Following a horticultural apprenticeship at Hendon and Studentship at Cambridge University Botanic Garden (1957-1958) he became a student at Kew (1958-1961). This was followed by three years there as Gardens Supervisor, and a two-year secondment to the Royal Nepalese Government, working in the National Botanic Garden of Nepal (NBG) in Godavari. This was a start to a career that led to the importation of many plants, particularly from the Himalayas and China.
From Nepal he went to Wakehurst Place, and ran it for 23 years. But his work in Nepal continues to inspire. In the following post, from the Royal Botanic Garden, Edinburgh, Dr Mark Watson describes his influence:
“Tony’s groundbreaking work at the NBG is continued by a vibrant team of dedicated staff led by Dipak Lamichhane, and his legacy continues to grow, quite literally, with the trees and shrubs he collected that are now in research collections, and preserved plant specimens in herbaria. Today visitor numbers to NBG
have increased beyond all expectation. The Garden is a resource for schools, to teach about plant science, and a place for the residents of urbanised Kathmandu to relax, watch birds and enjoy plants.
Tony Schilling’s remarkable contribution to horticulture and botany in Nepal was recognised in 2019 by the award of a Certificate of Appreciation by the Government of Nepal’s Department of Plant Resources (Ministry of Forests and Environment) during the celebration of their 59th anniversary and 20th Plant Resources Day. Tony said: “I feel deeply touched that the Nepalese people have honoured me in this way, and I am incredibly gratified to know that what started as a small venture has now matured into a fully-fledged, internationally recognised botanic garden. As far as I know, it’s the only botanic garden in the world which has banned the use of plastic, showing the rest of the world where to follow.”
Royal Botanic Garden Edinburgh (RBGE) staff recently worked with Dipak and his team to create the Biodiversity Education Garden at the NBG. Tony’s advice and guidance about the garden at which he had worked 50 years earlier was invaluable. Crucially, he advised which Nepalese species would grow well and which would not.”
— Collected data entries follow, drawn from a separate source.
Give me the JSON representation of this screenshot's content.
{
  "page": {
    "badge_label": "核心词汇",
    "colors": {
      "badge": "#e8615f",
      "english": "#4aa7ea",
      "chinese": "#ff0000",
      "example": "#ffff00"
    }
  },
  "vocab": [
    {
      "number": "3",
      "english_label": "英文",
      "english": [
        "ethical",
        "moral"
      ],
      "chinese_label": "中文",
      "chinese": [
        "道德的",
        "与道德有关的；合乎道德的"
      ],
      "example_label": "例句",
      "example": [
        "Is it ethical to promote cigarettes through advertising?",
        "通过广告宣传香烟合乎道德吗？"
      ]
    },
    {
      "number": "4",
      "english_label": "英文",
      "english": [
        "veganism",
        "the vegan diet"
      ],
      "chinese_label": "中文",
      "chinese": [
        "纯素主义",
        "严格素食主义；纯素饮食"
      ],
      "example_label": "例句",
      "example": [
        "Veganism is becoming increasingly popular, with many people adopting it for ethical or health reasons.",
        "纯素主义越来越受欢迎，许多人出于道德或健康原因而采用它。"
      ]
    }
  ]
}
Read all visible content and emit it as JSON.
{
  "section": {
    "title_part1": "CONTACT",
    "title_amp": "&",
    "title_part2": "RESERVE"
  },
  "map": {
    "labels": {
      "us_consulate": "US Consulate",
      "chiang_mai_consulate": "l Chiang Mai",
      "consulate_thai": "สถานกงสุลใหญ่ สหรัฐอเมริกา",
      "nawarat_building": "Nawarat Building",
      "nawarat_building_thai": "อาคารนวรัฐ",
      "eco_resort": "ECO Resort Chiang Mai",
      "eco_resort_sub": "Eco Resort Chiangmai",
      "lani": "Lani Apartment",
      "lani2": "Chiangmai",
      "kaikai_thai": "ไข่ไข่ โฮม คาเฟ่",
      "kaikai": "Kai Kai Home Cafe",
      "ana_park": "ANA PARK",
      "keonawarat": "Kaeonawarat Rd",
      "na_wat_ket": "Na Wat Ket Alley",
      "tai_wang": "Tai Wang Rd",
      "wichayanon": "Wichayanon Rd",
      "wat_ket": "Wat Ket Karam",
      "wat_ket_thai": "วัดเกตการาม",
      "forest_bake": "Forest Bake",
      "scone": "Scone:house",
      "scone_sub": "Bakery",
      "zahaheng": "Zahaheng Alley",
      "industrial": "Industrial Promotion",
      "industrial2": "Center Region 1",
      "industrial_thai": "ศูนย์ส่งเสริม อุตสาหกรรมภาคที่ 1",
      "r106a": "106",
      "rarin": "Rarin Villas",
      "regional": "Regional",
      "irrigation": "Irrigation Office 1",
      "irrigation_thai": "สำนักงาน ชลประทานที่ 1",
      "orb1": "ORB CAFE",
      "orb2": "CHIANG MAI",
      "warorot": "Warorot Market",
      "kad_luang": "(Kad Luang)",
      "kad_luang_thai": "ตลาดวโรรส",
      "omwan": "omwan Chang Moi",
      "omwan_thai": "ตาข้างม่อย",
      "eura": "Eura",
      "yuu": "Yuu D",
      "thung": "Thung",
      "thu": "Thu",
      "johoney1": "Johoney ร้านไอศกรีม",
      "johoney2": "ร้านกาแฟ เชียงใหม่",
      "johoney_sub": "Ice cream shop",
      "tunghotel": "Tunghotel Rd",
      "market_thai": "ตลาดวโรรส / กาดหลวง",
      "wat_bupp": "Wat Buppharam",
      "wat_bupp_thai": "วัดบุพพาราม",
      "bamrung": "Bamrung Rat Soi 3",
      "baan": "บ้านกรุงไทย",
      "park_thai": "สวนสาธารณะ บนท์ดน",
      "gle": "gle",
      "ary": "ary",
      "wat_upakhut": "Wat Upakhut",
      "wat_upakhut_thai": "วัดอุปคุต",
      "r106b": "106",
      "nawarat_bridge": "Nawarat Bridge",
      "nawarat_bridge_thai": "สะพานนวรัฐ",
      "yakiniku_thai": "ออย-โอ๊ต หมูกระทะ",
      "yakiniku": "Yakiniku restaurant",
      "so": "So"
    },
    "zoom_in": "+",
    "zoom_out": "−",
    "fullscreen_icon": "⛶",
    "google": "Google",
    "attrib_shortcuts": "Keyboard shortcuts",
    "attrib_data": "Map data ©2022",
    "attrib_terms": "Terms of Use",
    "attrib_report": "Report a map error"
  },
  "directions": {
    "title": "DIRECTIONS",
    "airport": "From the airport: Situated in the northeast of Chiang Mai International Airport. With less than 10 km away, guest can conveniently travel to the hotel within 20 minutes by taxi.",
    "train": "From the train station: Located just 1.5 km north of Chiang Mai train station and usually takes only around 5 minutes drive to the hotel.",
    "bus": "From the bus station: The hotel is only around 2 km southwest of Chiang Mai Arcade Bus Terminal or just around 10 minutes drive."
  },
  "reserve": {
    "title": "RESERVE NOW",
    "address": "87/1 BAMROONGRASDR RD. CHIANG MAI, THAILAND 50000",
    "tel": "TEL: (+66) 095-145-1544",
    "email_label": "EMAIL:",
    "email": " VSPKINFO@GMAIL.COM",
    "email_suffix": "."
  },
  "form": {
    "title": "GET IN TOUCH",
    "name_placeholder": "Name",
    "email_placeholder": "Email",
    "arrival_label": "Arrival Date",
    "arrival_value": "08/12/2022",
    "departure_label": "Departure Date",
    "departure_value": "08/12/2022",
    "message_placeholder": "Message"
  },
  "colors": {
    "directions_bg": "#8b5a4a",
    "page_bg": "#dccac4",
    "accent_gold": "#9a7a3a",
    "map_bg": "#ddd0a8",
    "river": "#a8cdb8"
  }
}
Dipak Lamichhane says: “Tony maintained his connections with Nepal, and was always eager to hear of developments at the National Botanic Garden (NBG), pressing us to send photographs whenever we visited Kathmandu. Tony was full of praise when he saw the improvements and new initiatives at the garden, and was particularly impressed by images of the long lines of neatly dressed school children waiting excitedly at the garden entrance. We fondly remember him for his generosity, kindness, wealth of knowledge, adventurous spirit, wicked sense of humour and cantankerous jibes."
Tony has had a career of committees - RHS Floral B; Joint Floral; Rhod and Camellia, Int Conifer Register; Kew Magazine Advisory; Hillier Arboretum Management and Standing Advisory Panel Meeting. He has published many papers and books, as well as having plants named after him. Two Hedichium cultivars were named after his children, Stephen and Susan.
In February 1991 he married Victoria Hallett, a dendrologist and Registrar of The Tree Register of the British Isles (TROBI). She died exactly three years earlier than Tony, and her death led him to establish a bursary to support the Tree Register in her honour: many commemorative trees have been planted.
In retirement he became involved in horticultural and travel consultancy. His knowledge has been linked to his travels abroad, to Norway, Nepal, Rhodes, Crete, Cyprus, Turkey, Poland, USA, Australia, China and Bhutan and New Zealand.
Dipak Lamichanne adds: We fondly remember him for his generosity, kindness, wealth of knowledge, adventurous spirit, wicked sense of humour and cantankerous jibes. He lives on in the hundreds of ‘Schilling’ collections growing in gardens across the UK, and in the hearts of those he touched during his long and active life."